Let's say I have 4 processors: I want to split the vector to be summed into 4 parts, and then have each processor locally add the elements inside. Then at the end, I can combine the results from each processor to get the total sum. From the cython documentation, I wasn't able to gather whether something like this is possible or not (the documentation is a little sparse).
I'd appreciate if someone could explain if/how something like this is done using cython/openmp, or maybe help locate some relevant examples (its been surprisingly hard to find simple ones online).
Upvotes: 4
Views: 107
Reputation: 22670
I want to split the vector to be summed into 4 parts, and then have each processor locally add the elements inside. Then at the end, I can combine the results from each processor to get the total sum.

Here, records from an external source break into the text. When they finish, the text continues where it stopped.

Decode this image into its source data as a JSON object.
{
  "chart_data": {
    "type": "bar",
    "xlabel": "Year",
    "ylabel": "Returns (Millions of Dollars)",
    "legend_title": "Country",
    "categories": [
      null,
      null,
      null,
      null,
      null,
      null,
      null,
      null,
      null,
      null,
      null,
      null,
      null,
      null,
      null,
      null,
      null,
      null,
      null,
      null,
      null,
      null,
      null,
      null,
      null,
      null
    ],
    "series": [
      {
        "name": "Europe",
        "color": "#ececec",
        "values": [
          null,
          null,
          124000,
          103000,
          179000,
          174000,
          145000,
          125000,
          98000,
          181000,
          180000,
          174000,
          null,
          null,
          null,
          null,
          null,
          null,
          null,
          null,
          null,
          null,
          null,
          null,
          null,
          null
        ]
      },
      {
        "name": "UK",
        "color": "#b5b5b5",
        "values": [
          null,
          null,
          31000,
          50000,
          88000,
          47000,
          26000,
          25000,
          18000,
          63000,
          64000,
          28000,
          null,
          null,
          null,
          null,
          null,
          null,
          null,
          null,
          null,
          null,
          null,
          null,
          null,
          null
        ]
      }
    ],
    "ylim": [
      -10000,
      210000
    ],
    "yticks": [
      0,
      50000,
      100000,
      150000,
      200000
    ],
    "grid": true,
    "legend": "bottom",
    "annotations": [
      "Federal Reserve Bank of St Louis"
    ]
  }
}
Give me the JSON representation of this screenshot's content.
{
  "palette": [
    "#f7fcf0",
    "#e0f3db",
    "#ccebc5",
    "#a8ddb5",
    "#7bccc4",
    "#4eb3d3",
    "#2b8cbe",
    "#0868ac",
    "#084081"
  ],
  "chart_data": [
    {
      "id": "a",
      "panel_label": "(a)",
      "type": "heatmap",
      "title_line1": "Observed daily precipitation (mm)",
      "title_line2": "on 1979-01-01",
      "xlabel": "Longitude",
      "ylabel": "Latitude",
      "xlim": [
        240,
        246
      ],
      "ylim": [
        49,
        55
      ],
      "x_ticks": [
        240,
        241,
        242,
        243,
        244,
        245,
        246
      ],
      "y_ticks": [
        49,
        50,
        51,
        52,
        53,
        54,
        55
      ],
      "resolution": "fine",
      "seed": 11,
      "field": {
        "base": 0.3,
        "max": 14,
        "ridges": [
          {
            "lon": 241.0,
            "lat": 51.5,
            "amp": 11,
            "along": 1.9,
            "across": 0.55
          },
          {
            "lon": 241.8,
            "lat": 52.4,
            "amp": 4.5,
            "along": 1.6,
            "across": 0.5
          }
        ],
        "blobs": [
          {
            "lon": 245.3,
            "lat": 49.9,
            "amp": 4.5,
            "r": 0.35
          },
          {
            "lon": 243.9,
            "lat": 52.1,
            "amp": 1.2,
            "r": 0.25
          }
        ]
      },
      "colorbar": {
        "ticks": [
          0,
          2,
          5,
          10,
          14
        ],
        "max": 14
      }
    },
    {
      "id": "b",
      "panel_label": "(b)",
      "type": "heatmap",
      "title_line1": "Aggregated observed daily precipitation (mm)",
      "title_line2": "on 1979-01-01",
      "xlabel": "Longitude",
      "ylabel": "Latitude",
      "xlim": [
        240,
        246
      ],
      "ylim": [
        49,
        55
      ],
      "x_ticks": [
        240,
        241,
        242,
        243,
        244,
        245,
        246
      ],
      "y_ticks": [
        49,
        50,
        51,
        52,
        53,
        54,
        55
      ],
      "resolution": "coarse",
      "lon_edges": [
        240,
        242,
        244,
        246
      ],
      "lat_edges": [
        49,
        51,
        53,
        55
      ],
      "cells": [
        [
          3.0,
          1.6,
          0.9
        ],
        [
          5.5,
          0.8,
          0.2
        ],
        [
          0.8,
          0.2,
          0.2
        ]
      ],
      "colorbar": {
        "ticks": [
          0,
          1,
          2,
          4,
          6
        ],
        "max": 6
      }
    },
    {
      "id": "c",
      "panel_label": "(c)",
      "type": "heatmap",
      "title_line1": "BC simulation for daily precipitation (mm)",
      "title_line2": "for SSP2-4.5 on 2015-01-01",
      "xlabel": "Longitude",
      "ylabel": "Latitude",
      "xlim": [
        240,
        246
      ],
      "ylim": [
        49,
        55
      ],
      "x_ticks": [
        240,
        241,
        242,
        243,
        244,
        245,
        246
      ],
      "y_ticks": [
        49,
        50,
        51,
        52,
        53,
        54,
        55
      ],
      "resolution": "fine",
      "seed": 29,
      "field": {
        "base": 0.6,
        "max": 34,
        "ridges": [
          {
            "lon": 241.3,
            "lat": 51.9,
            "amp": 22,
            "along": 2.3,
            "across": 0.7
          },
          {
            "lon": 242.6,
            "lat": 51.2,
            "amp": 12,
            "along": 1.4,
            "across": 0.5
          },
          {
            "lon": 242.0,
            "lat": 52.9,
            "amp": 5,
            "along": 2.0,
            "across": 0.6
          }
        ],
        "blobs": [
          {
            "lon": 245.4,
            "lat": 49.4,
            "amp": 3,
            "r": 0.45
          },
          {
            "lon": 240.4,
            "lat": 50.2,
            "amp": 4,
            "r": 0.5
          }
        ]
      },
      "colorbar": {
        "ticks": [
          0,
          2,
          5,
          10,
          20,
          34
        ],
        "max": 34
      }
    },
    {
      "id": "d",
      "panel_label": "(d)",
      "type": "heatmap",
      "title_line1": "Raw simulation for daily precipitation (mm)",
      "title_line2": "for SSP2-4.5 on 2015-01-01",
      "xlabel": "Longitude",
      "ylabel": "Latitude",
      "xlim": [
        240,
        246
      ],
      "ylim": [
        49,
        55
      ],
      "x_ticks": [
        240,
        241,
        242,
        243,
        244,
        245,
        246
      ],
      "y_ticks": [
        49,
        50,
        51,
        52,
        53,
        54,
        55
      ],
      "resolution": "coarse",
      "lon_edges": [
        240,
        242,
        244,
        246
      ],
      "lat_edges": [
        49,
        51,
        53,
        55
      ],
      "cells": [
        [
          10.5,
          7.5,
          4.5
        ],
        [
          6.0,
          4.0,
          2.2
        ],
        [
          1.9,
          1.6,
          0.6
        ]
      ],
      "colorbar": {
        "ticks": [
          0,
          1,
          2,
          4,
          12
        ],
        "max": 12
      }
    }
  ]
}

That's exactly what's happening here already. Cython infers from your inplace operation that you want to do a reduction. OpenMP will implement a parallel loop with private (zero initialized) copies of the total
variable and add them all to total
at the end of the loop.
In the generated C, this looks like this:
#pragma omp parallel
{
#pragma omp for firstprivate(__pyx_v_i) lastprivate(__pyx_v_i) reduction(+:__pyx_v_total)
for (__pyx_t_2 = 0; __pyx_t_2 < __pyx_t_3; __pyx_t_2++){
{
__pyx_v_i = (int)(0 + 1 * __pyx_t_2);
__pyx_t_4 = __pyx_v_i;
__pyx_v_total = (__pyx_v_total + (*((double *) ( /* dim=0 */ (__pyx_v_vec.data + __pyx_t_4 * __pyx_v_vec.strides[0]) ))));
}
}
}
You just need to enable OpenMP as described here.
The one thing that you should change in your code, is to initialize total = 0
, otherwise it's just an unitialized C variable with may contain garbage.
Upvotes: 1